Expanding Possibilities
Ten years past the first demonstration of expansion microscopy’s power, Boyden and his team are committed to continuing to make expansion microscopy more powerful. “We want to optimize it for different kinds of problems, and making technologies faster, better, and cheaper is always important,” he says. But the future of expansion microscopy will be propelled by innovators outside the Boyden lab, too. “Expansion is not only easy to do, it’s easy to modify—so lots of other people are improving expansion in collaboration with us, or even on their own,” Boyden says.
Boyden points to a group led by Silvio Rizzoli at the University Medical Center Göttingen in Germany that, collaborating with Boyden, has adapted the expansion protocol to discern the physical shapes of proteins. At the Korea Advanced Institute of Science and Technology, researchers led by Jae-Byum Chang, a former postdoctoral researcher in Boyden’s group, have worked out how to expand entire bodies of mouse embryos and young zebrafish, collaborating with Boyden to set the stage for examining developmental processes and long-distance neural connections with a new level of detail. And mapping connections within the brain’s dense neural circuits could become easier with light-microscopy based connectomics, an approach developed by Johann Danzl and colleagues at the Institute of Science and Technology in Austria that takes advantage of both the high resolution and molecular information that expansion microscopy can reveal.

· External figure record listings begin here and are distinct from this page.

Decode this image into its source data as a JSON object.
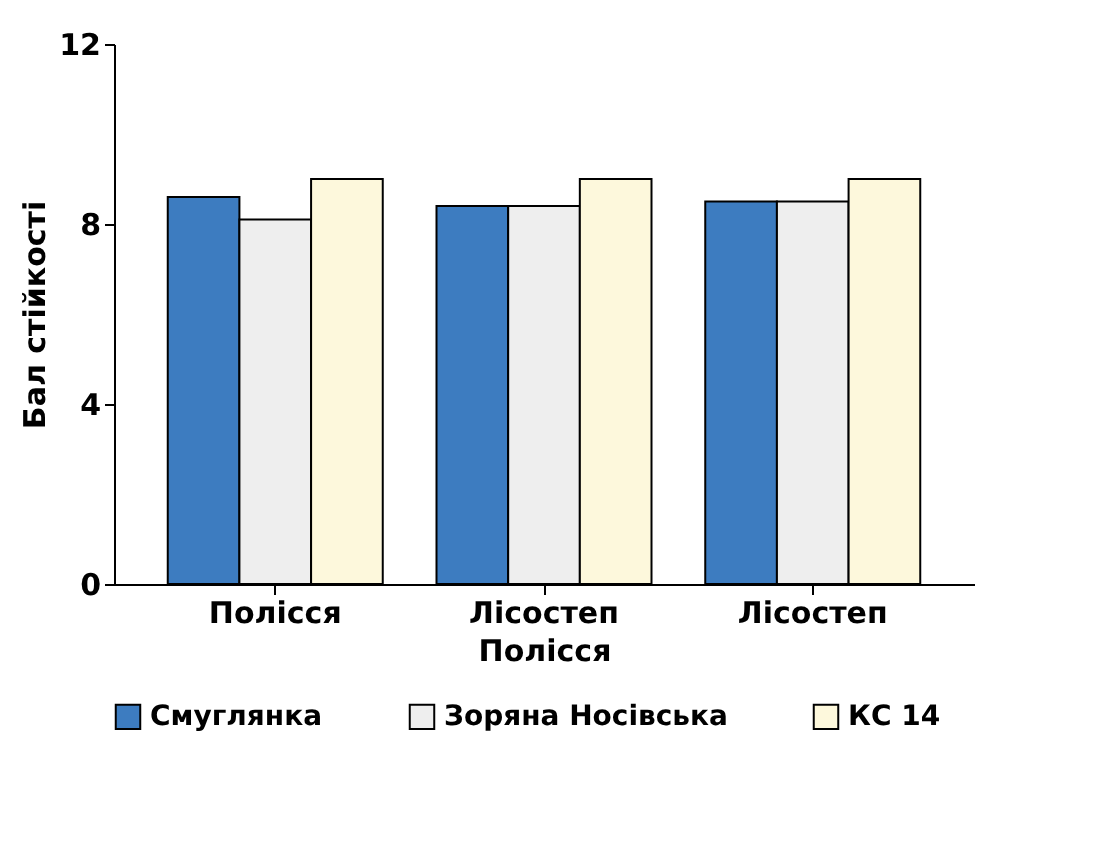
{
  "chart_data": {
    "type": "bar",
    "xlabel": "Полісся",
    "ylabel": "Бал стійкості",
    "categories": [
      "Полісся",
      "Лісостеп",
      "Лісостеп"
    ],
    "series": [
      {
        "name": "Смуглянка",
        "color": "#3d7cc0",
        "values": [
          8.6,
          8.4,
          8.5
        ]
      },
      {
        "name": "Зоряна Носівська",
        "color": "#eeeeee",
        "values": [
          8.1,
          8.4,
          8.5
        ]
      },
      {
        "name": "КС 14",
        "color": "#fdf8dc",
        "values": [
          9.0,
          9.0,
          9.0
        ]
      }
    ],
    "ylim": [
      0,
      12
    ],
    "yticks": [
      0,
      4,
      8,
      12
    ],
    "grid": false,
    "legend": "bottom"
  }
}
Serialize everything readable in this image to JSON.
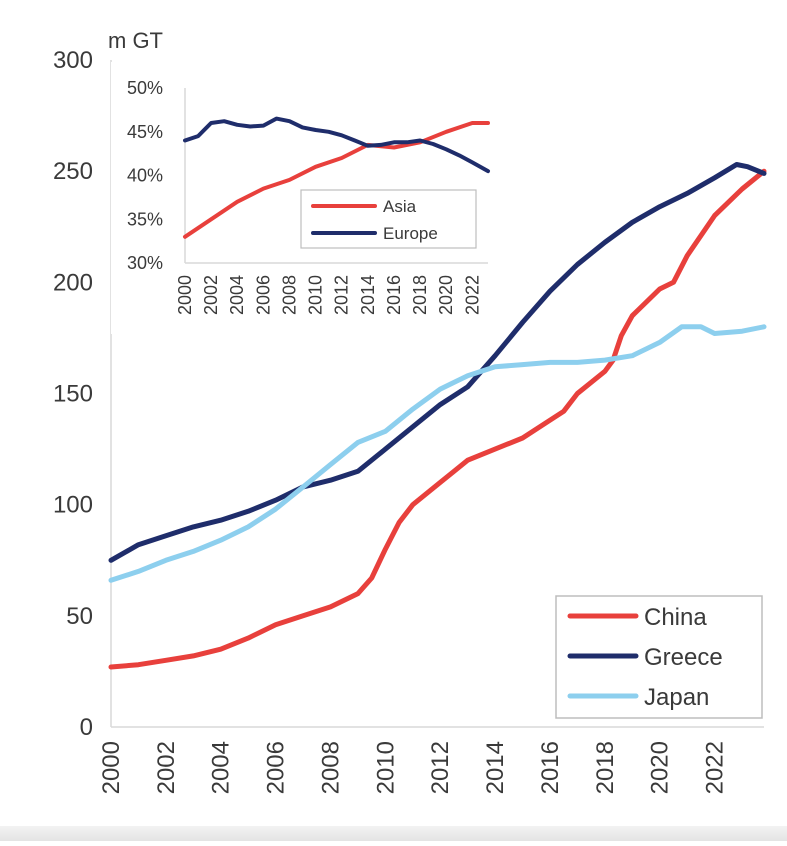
{
  "chart_data": [
    {
      "type": "line",
      "ylabel": "m GT",
      "ylim": [
        0,
        300
      ],
      "yticks": [
        "0",
        "50",
        "100",
        "150",
        "200",
        "250",
        "300"
      ],
      "xlim": [
        2000,
        2023.8
      ],
      "xticks": [
        "2000",
        "2002",
        "2004",
        "2006",
        "2008",
        "2010",
        "2012",
        "2014",
        "2016",
        "2018",
        "2020",
        "2022"
      ],
      "legend_position": "bottom-right",
      "series": [
        {
          "name": "China",
          "color": "#e8403c",
          "x": [
            2000,
            2001,
            2002,
            2003,
            2004,
            2005,
            2006,
            2007,
            2008,
            2009,
            2009.5,
            2010,
            2010.5,
            2011,
            2012,
            2012.5,
            2013,
            2014,
            2015,
            2016,
            2016.5,
            2017,
            2018,
            2018.3,
            2018.6,
            2019,
            2020,
            2020.5,
            2021,
            2022,
            2023,
            2023.8
          ],
          "values": [
            27,
            28,
            30,
            32,
            35,
            40,
            46,
            50,
            54,
            60,
            67,
            80,
            92,
            100,
            110,
            115,
            120,
            125,
            130,
            138,
            142,
            150,
            160,
            165,
            176,
            185,
            197,
            200,
            212,
            230,
            242,
            250
          ]
        },
        {
          "name": "Greece",
          "color": "#1f2d6b",
          "x": [
            2000,
            2001,
            2002,
            2003,
            2004,
            2005,
            2006,
            2007,
            2008,
            2009,
            2010,
            2011,
            2012,
            2013,
            2014,
            2015,
            2016,
            2017,
            2018,
            2019,
            2020,
            2021,
            2022,
            2022.8,
            2023.2,
            2023.8
          ],
          "values": [
            75,
            82,
            86,
            90,
            93,
            97,
            102,
            108,
            111,
            115,
            125,
            135,
            145,
            153,
            167,
            182,
            196,
            208,
            218,
            227,
            234,
            240,
            247,
            253,
            252,
            249
          ]
        },
        {
          "name": "Japan",
          "color": "#8dcfee",
          "x": [
            2000,
            2001,
            2002,
            2003,
            2004,
            2005,
            2006,
            2007,
            2008,
            2009,
            2010,
            2011,
            2012,
            2013,
            2014,
            2015,
            2016,
            2017,
            2018,
            2019,
            2020,
            2020.8,
            2021.5,
            2022,
            2023,
            2023.8
          ],
          "values": [
            66,
            70,
            75,
            79,
            84,
            90,
            98,
            108,
            118,
            128,
            133,
            143,
            152,
            158,
            162,
            163,
            164,
            164,
            165,
            167,
            173,
            180,
            180,
            177,
            178,
            180
          ]
        }
      ]
    },
    {
      "type": "line",
      "ylim": [
        30,
        50
      ],
      "yticks": [
        "30%",
        "35%",
        "40%",
        "45%",
        "50%"
      ],
      "xlim": [
        2000,
        2023.2
      ],
      "xticks": [
        "2000",
        "2002",
        "2004",
        "2006",
        "2008",
        "2010",
        "2012",
        "2014",
        "2016",
        "2018",
        "2020",
        "2022"
      ],
      "legend_position": "bottom-right",
      "series": [
        {
          "name": "Asia",
          "color": "#e8403c",
          "x": [
            2000,
            2002,
            2004,
            2006,
            2008,
            2010,
            2012,
            2014,
            2016,
            2018,
            2020,
            2022,
            2023.2
          ],
          "values": [
            33,
            35,
            37,
            38.5,
            39.5,
            41,
            42,
            43.5,
            43.2,
            43.8,
            45,
            46,
            46
          ]
        },
        {
          "name": "Europe",
          "color": "#1f2d6b",
          "x": [
            2000,
            2001,
            2002,
            2003,
            2004,
            2005,
            2006,
            2007,
            2008,
            2009,
            2010,
            2011,
            2012,
            2013,
            2014,
            2015,
            2016,
            2017,
            2018,
            2019,
            2020,
            2021,
            2022,
            2023.2
          ],
          "values": [
            44,
            44.5,
            46,
            46.2,
            45.8,
            45.6,
            45.7,
            46.5,
            46.2,
            45.5,
            45.2,
            45,
            44.6,
            44,
            43.4,
            43.5,
            43.8,
            43.8,
            44,
            43.6,
            43,
            42.3,
            41.5,
            40.5
          ]
        }
      ]
    }
  ]
}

“The beauty of expansion is that it lets you see a biological system down to its smallest building blocks,” Boyden says.
His team is intent on pushing the method to its physical limits, and anticipates new opportunities for discovery as they do. “If you can map the brain or any biological system at the level of individual molecules, you might be able to see how they all work together as a network—how life really operates,” he says.